Break in the Cloud

The little girl in the grade below me died because a drunk driver hit the car she was riding in. A classmate was killed in high school after the car she was riding in slammed into a bridge on an icy morning. A former friend’s best friend was killed doing a motorcycle trick leaving behind his young pregnant wife. In law has lost her sister to cancer, father, mother to alzheimer’s, husband to angyna attack, brother to cancer, son to cancer. Now another family member is suffering from a heart condition. Grandmother lost my grandpa after battling years with Alzheimers, grandmother passed after too many things just continued destroying her ailing body. My grandfather passed suddenly after a surgery in the hospital from a weak heart.

If you look around, there are many stories of grief. How aware are you of those griefs? How have those people moved forward in their lives, or have they at all? What words were said to them to give some ounce of comfort or understanding, and what did those words mean to them?

My story is just one of many. I am no special than any another. The past two years have been hard, no doubt, but so were the lives of all these people, so are they now, and so shall there be more.

Why do some get more than others? No understanding, I don’t even attempt to understand anymore, as it only leads me to a restless heart. I guess the thing driving me now is that good has to come from this, because of my pain, I need to transfer that to good to help someone, to spare someone of their future pain, their current pain, their past pain. Can’t I just take a little bit of the edge off for them? Shouldn’t I educate YOU on what to say to someone who just lost the love of their life? Can’t we all understand how to best support those who are caretakers, grievers, dream losers?

If I try just a little bit harder, ask a few more times, inquire to more places, open my heart up to listening to tough stories, be that shoulder for others, even though it hurts, does it break apart that cloud of death and cancer that follows me wherever I go? Just a little bit? I like to think so.

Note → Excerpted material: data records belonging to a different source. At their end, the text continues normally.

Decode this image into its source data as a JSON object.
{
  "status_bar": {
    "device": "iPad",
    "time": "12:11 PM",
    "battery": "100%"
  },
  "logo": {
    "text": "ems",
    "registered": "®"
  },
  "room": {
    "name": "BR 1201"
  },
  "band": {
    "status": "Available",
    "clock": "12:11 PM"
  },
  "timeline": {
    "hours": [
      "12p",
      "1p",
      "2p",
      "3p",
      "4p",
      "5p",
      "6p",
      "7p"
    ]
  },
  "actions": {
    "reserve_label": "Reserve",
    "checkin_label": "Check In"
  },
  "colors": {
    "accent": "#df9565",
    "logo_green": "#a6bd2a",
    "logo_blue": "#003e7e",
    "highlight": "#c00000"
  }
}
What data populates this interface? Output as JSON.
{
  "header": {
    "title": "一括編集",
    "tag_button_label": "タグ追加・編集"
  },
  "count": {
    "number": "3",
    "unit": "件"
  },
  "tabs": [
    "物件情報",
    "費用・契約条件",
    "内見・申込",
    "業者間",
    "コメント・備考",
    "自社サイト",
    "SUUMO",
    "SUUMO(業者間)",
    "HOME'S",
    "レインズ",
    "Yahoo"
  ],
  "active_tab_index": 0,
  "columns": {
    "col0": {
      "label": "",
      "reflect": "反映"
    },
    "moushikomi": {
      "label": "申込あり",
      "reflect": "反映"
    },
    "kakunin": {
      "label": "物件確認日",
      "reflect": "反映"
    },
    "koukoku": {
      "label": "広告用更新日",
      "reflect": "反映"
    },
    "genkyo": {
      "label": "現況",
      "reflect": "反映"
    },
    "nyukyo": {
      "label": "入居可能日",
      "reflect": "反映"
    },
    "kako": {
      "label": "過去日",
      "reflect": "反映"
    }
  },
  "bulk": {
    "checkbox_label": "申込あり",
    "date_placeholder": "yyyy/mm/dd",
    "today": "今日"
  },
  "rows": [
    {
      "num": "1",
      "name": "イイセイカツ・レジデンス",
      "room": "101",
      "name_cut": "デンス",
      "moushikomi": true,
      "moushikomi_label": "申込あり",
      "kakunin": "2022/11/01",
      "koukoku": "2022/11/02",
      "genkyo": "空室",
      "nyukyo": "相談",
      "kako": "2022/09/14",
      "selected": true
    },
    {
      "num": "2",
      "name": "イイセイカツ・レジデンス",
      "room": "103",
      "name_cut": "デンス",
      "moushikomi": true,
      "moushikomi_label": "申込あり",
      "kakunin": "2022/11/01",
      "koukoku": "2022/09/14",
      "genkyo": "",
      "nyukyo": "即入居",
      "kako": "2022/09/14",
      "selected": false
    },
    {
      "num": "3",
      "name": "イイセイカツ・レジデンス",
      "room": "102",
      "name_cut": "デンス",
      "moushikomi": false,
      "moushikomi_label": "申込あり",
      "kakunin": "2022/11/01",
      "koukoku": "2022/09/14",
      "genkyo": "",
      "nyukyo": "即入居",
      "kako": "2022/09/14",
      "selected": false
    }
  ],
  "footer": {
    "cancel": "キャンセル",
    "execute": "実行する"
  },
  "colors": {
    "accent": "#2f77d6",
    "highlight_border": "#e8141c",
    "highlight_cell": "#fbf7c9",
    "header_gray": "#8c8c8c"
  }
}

I have to try at the very least. My story may not be any worse or any better than another, but in telling it, in writing my memoir, in dishing out my emotions in this blog, by speaking at workshops, and freelancing for publications on grief, will one person hear something different that may cause them to ask someone who is grieving if they need anything and what can they do? Will they stop and listen instead of running because they don’t know what to say? Would you stop? Would you be a shoulder even if you don’t know how? What make us different from one another when we all share the same pains in life-we all will share death at some point, and similar emotions at others. So shouldn’t we embrace one another during those aching times, even when we are weak?

For I am weak right now, sorrowful for the losses of others, suffocating by the cancer that infects my family’s lives, dreading the pains of my family that I do not know, aching for the loss of my own, yet in that tangled mess is hope. I feel hope, I feel like there will be a moment when good breaks through. I can offer a light, a glimmer, a glimpse of something passionate and worthwhile for educating and taking.

I am weak, I am sad, I hurt, I ache, but I believe. Dammit, I believe.